IT DOES NOT TASTE LIKE ROADKILL

Imagine, if you will, a long table surrounded by old geezers of all ages.
That being the monthly meeting of the Golden Gate Pipe Club, consisting of the gregarious portion of the San Francisco and Marin pipe smoking crowd. The rest are somewhat anti-social, and don't meet, ever, except to growl and snap over decomposing roadkill carcasses.
Or maybe they are too busy to attend.
How very sad.

There are some customers I see occasionally who smoke the same briar until it is filthy, sopping wet, and thoroughly plugged (they never use pipe-cleaners, those are for sissies). They will then bring in the slimy gunked-up bastard, and either claim that it is defective, or ask me to ream and clean it good. Usually their tobacco of preference is Captain Black or 1-Q.
Or, lordelpus, Blue Note
These folks do not join pipe clubs. They've been smoking since they were in grammar school, they know everything there could possibly be to know about pipe smoking, and they refuse to consider that 1-Q hotboxed till the sodden residue in the shank boils may not be the optimum way to enjoy what could very well be a pleasant habit.

Honestly, we would welcome them. I would.
Their company might prove enjoyable.

What I would REALLY enjoy, however, would be the company of female pipe smokers.
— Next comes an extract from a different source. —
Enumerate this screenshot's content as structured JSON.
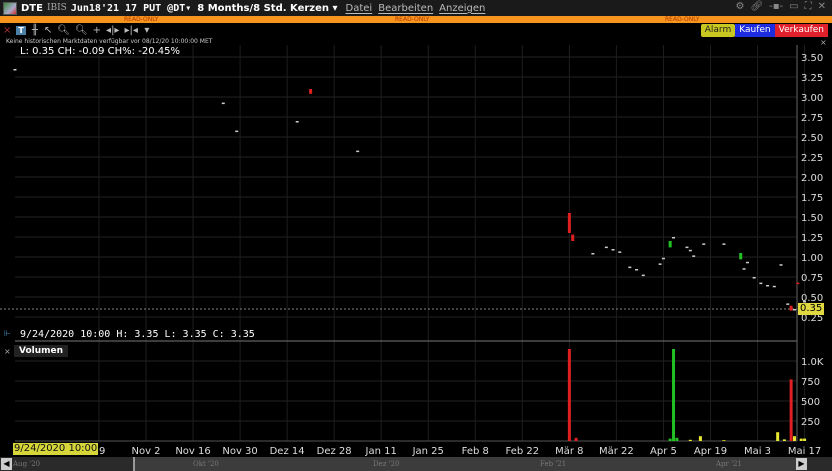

There are far too few of them, and unlike the brazen hussies who once in a blue moon venture into the Oxxy in downtown SF to amateurishly wave around a stale corona while ogling the talent, female pipe smokers are strong-minded women of taste and discernment, whose character and intelligence cannot fail to charm.

[And at this point, I would like to warmly congratulate Mary Walters, who recently joined Smokingpipes.com as a customer service representative. Despite a queer pumpkin fetish, she's a splendid example of the female pipe smoker, with a marked fondness for snazzy Italian pipes. She also speaks French, and once dressed up as Xena, Warrior Princess.]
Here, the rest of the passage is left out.